As Paul recounted this morning, some kind of arrangement with UKIP after the election is not out of the question. If it was to happen, it’s likely this would be informal or even completely private – Farage would be mad to sacrifice his (not entirely accurate) outsider reputation when he has worked so hard to construct it. But there are many options short of any formal deal that could be handy (or necessary, depending on the circumstances).

In that context, it’s interesting to note that today’s launch of the UKIP manifesto featured two indications that Farage is keeping his options open on the matter.
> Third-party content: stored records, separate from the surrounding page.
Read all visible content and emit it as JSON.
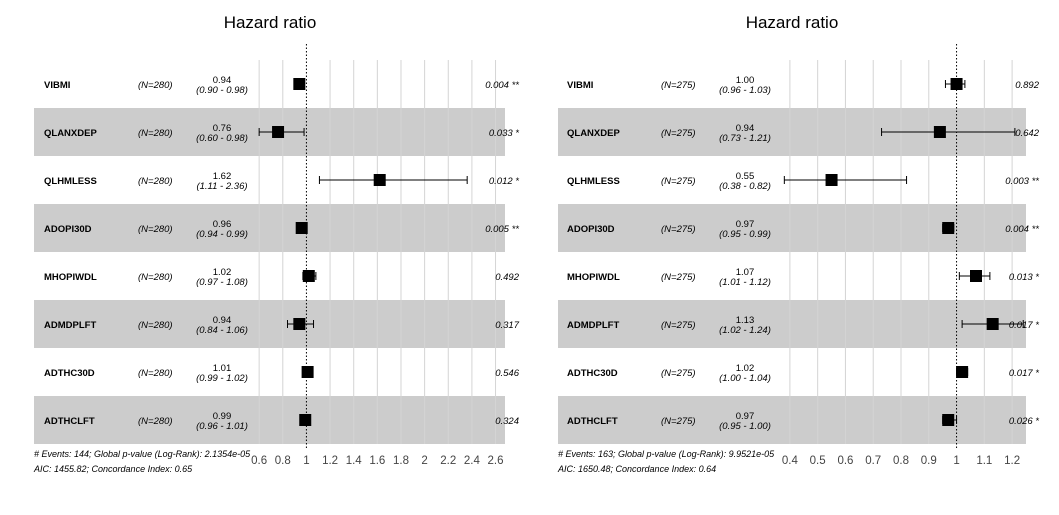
{
  "chart_data": [
    {
      "type": "forest",
      "title": "Hazard ratio",
      "ticks": [
        0.6,
        0.8,
        1,
        1.2,
        1.4,
        1.6,
        1.8,
        2,
        2.2,
        2.4,
        2.6
      ],
      "tick_labels": [
        "0.6",
        "0.8",
        "1",
        "1.2",
        "1.4",
        "1.6",
        "1.8",
        "2",
        "2.2",
        "2.4",
        "2.6"
      ],
      "xlim": [
        0.548,
        2.68
      ],
      "reference": 1,
      "rows": [
        {
          "var": "VIBMI",
          "n": "(N=280)",
          "hr": 0.94,
          "lo": 0.9,
          "hi": 0.98,
          "hr_label": "0.94",
          "ci_label": "(0.90 - 0.98)",
          "p_label": "0.004 **"
        },
        {
          "var": "QLANXDEP",
          "n": "(N=280)",
          "hr": 0.76,
          "lo": 0.6,
          "hi": 0.98,
          "hr_label": "0.76",
          "ci_label": "(0.60 - 0.98)",
          "p_label": "0.033 *"
        },
        {
          "var": "QLHMLESS",
          "n": "(N=280)",
          "hr": 1.62,
          "lo": 1.11,
          "hi": 2.36,
          "hr_label": "1.62",
          "ci_label": "(1.11 - 2.36)",
          "p_label": "0.012 *"
        },
        {
          "var": "ADOPI30D",
          "n": "(N=280)",
          "hr": 0.96,
          "lo": 0.94,
          "hi": 0.99,
          "hr_label": "0.96",
          "ci_label": "(0.94 - 0.99)",
          "p_label": "0.005 **"
        },
        {
          "var": "MHOPIWDL",
          "n": "(N=280)",
          "hr": 1.02,
          "lo": 0.97,
          "hi": 1.08,
          "hr_label": "1.02",
          "ci_label": "(0.97 - 1.08)",
          "p_label": "0.492"
        },
        {
          "var": "ADMDPLFT",
          "n": "(N=280)",
          "hr": 0.94,
          "lo": 0.84,
          "hi": 1.06,
          "hr_label": "0.94",
          "ci_label": "(0.84 - 1.06)",
          "p_label": "0.317"
        },
        {
          "var": "ADTHC30D",
          "n": "(N=280)",
          "hr": 1.01,
          "lo": 0.99,
          "hi": 1.02,
          "hr_label": "1.01",
          "ci_label": "(0.99 - 1.02)",
          "p_label": "0.546"
        },
        {
          "var": "ADTHCLFT",
          "n": "(N=280)",
          "hr": 0.99,
          "lo": 0.96,
          "hi": 1.01,
          "hr_label": "0.99",
          "ci_label": "(0.96 - 1.01)",
          "p_label": "0.324"
        }
      ],
      "footer": [
        "# Events: 144; Global p-value (Log-Rank): 2.1354e-05",
        "AIC: 1455.82; Concordance Index: 0.65"
      ]
    },
    {
      "type": "forest",
      "title": "Hazard ratio",
      "ticks": [
        0.4,
        0.5,
        0.6,
        0.7,
        0.8,
        0.9,
        1,
        1.1,
        1.2
      ],
      "tick_labels": [
        "0.4",
        "0.5",
        "0.6",
        "0.7",
        "0.8",
        "0.9",
        "1",
        "1.1",
        "1.2"
      ],
      "xlim": [
        0.35,
        1.25
      ],
      "reference": 1,
      "rows": [
        {
          "var": "VIBMI",
          "n": "(N=275)",
          "hr": 1.0,
          "lo": 0.96,
          "hi": 1.03,
          "hr_label": "1.00",
          "ci_label": "(0.96 - 1.03)",
          "p_label": "0.892"
        },
        {
          "var": "QLANXDEP",
          "n": "(N=275)",
          "hr": 0.94,
          "lo": 0.73,
          "hi": 1.21,
          "hr_label": "0.94",
          "ci_label": "(0.73 - 1.21)",
          "p_label": "0.642"
        },
        {
          "var": "QLHMLESS",
          "n": "(N=275)",
          "hr": 0.55,
          "lo": 0.38,
          "hi": 0.82,
          "hr_label": "0.55",
          "ci_label": "(0.38 - 0.82)",
          "p_label": "0.003 **"
        },
        {
          "var": "ADOPI30D",
          "n": "(N=275)",
          "hr": 0.97,
          "lo": 0.95,
          "hi": 0.99,
          "hr_label": "0.97",
          "ci_label": "(0.95 - 0.99)",
          "p_label": "0.004 **"
        },
        {
          "var": "MHOPIWDL",
          "n": "(N=275)",
          "hr": 1.07,
          "lo": 1.01,
          "hi": 1.12,
          "hr_label": "1.07",
          "ci_label": "(1.01 - 1.12)",
          "p_label": "0.013 *"
        },
        {
          "var": "ADMDPLFT",
          "n": "(N=275)",
          "hr": 1.13,
          "lo": 1.02,
          "hi": 1.24,
          "hr_label": "1.13",
          "ci_label": "(1.02 - 1.24)",
          "p_label": "0.017 *"
        },
        {
          "var": "ADTHC30D",
          "n": "(N=275)",
          "hr": 1.02,
          "lo": 1.0,
          "hi": 1.04,
          "hr_label": "1.02",
          "ci_label": "(1.00 - 1.04)",
          "p_label": "0.017 *"
        },
        {
          "var": "ADTHCLFT",
          "n": "(N=275)",
          "hr": 0.97,
          "lo": 0.95,
          "hi": 1.0,
          "hr_label": "0.97",
          "ci_label": "(0.95 - 1.00)",
          "p_label": "0.026 *"
        }
      ],
      "footer": [
        "# Events: 163; Global p-value (Log-Rank): 9.9521e-05",
        "AIC: 1650.48; Concordance Index: 0.64"
      ]
    }
  ],
  "colors": {
    "stripe": "#cccccc",
    "grid": "#d4d4d4",
    "marker": "#000000"
  }
}
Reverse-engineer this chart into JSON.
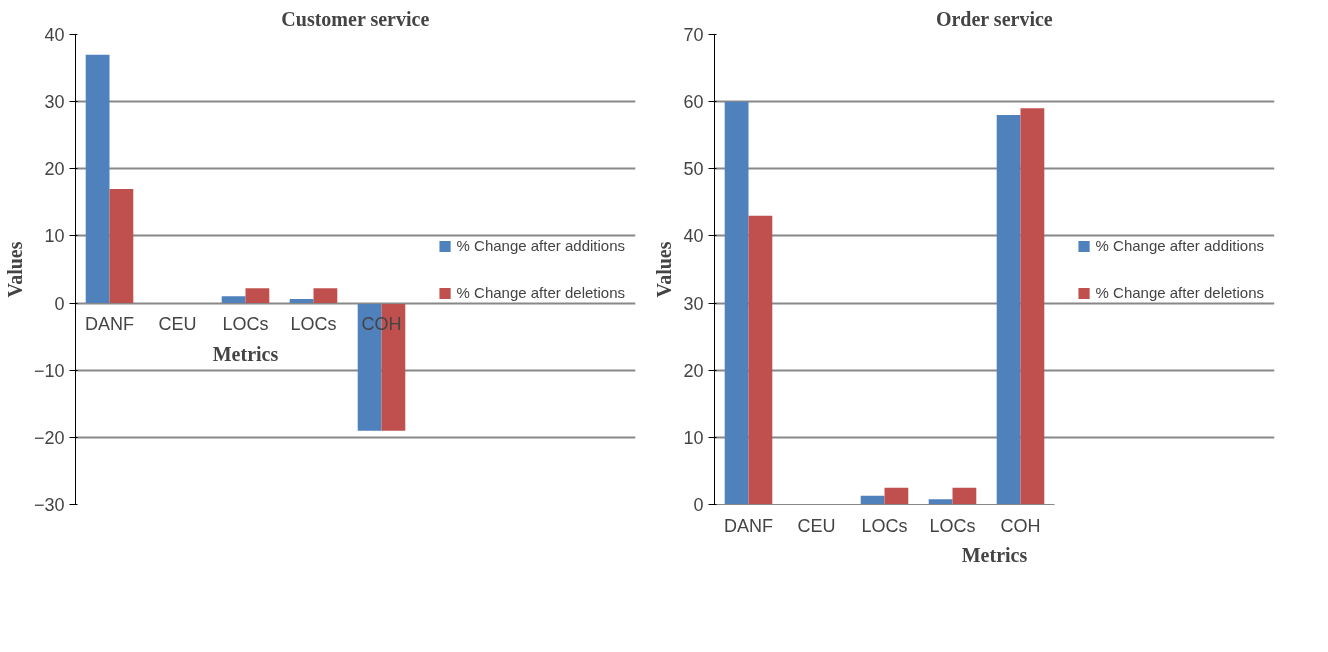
{
  "chart_data": [
    {
      "type": "bar",
      "title": "Customer service",
      "xlabel": "Metrics",
      "ylabel": "Values",
      "categories": [
        "DANF",
        "CEU",
        "LOCs",
        "LOCs",
        "COH"
      ],
      "series": [
        {
          "name": "% Change after additions",
          "color": "#4f81bd",
          "values": [
            37,
            0,
            1,
            0.6,
            -19
          ]
        },
        {
          "name": "% Change after deletions",
          "color": "#c0504d",
          "values": [
            17,
            0,
            2.2,
            2.2,
            -19
          ]
        }
      ],
      "ylim": [
        -30,
        40
      ],
      "yticks": [
        -30,
        -20,
        -10,
        0,
        10,
        20,
        30,
        40
      ],
      "grid": "y",
      "legend": "right"
    },
    {
      "type": "bar",
      "title": "Order service",
      "xlabel": "Metrics",
      "ylabel": "Values",
      "categories": [
        "DANF",
        "CEU",
        "LOCs",
        "LOCs",
        "COH"
      ],
      "series": [
        {
          "name": "% Change after additions",
          "color": "#4f81bd",
          "values": [
            60,
            0,
            1.3,
            0.8,
            58
          ]
        },
        {
          "name": "% Change after deletions",
          "color": "#c0504d",
          "values": [
            43,
            0,
            2.5,
            2.5,
            59
          ]
        }
      ],
      "ylim": [
        0,
        70
      ],
      "yticks": [
        0,
        10,
        20,
        30,
        40,
        50,
        60,
        70
      ],
      "grid": "y",
      "legend": "right"
    }
  ]
}
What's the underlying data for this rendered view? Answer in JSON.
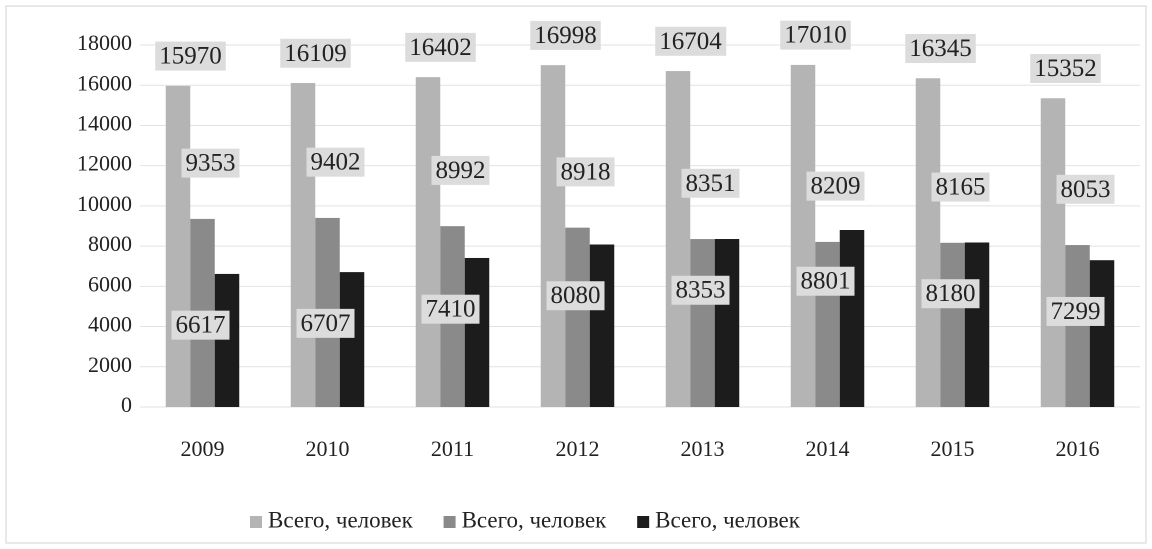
{
  "chart_data": {
    "type": "bar",
    "categories": [
      "2009",
      "2010",
      "2011",
      "2012",
      "2013",
      "2014",
      "2015",
      "2016"
    ],
    "series": [
      {
        "name": "Всего, человек",
        "color": "#b4b4b4",
        "values": [
          15970,
          16109,
          16402,
          16998,
          16704,
          17010,
          16345,
          15352
        ]
      },
      {
        "name": "Всего, человек",
        "color": "#8a8a8a",
        "values": [
          9353,
          9402,
          8992,
          8918,
          8351,
          8209,
          8165,
          8053
        ]
      },
      {
        "name": "Всего, человек",
        "color": "#1c1c1c",
        "values": [
          6617,
          6707,
          7410,
          8080,
          8353,
          8801,
          8180,
          7299
        ]
      }
    ],
    "ylim": [
      0,
      18000
    ],
    "yticks": [
      0,
      2000,
      4000,
      6000,
      8000,
      10000,
      12000,
      14000,
      16000,
      18000
    ],
    "grid": true,
    "legend": "bottom"
  }
}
Previously, the UKIP leader has made the sacking of Cameron a red line before he would consider any kind of deal with the Conservatives. However, when he was asked today if Cameron’s head would be the price of a deal in a hung parliament, he carefully avoided answering in the affirmative. If he was a Conservative, he’d want a different leader, he joked – but that’s a very different thing altogether.

The second intriguing choice of words is in the manifesto itself. When laying out the party’s position on Brexit, it says:

“UKIP believes British citizens should have an in/out referendum on our membership of the EU as soon as possible.”

That’s a slight but significant shift from the previously established UKIP line – namely, where’s the date for this referendum? In broadcast interviews, UKIP have been demanding it take place in the summer of 2015, but that condition gets no mention in the manifesto. “As soon as possible” isn’t an endorsement of a 2017 date, but nor is it a red line demand for the battle to take place this year. That leaves some clear wriggle room for a deal to be struck, if one is needed.

All of which is very interesting indeed.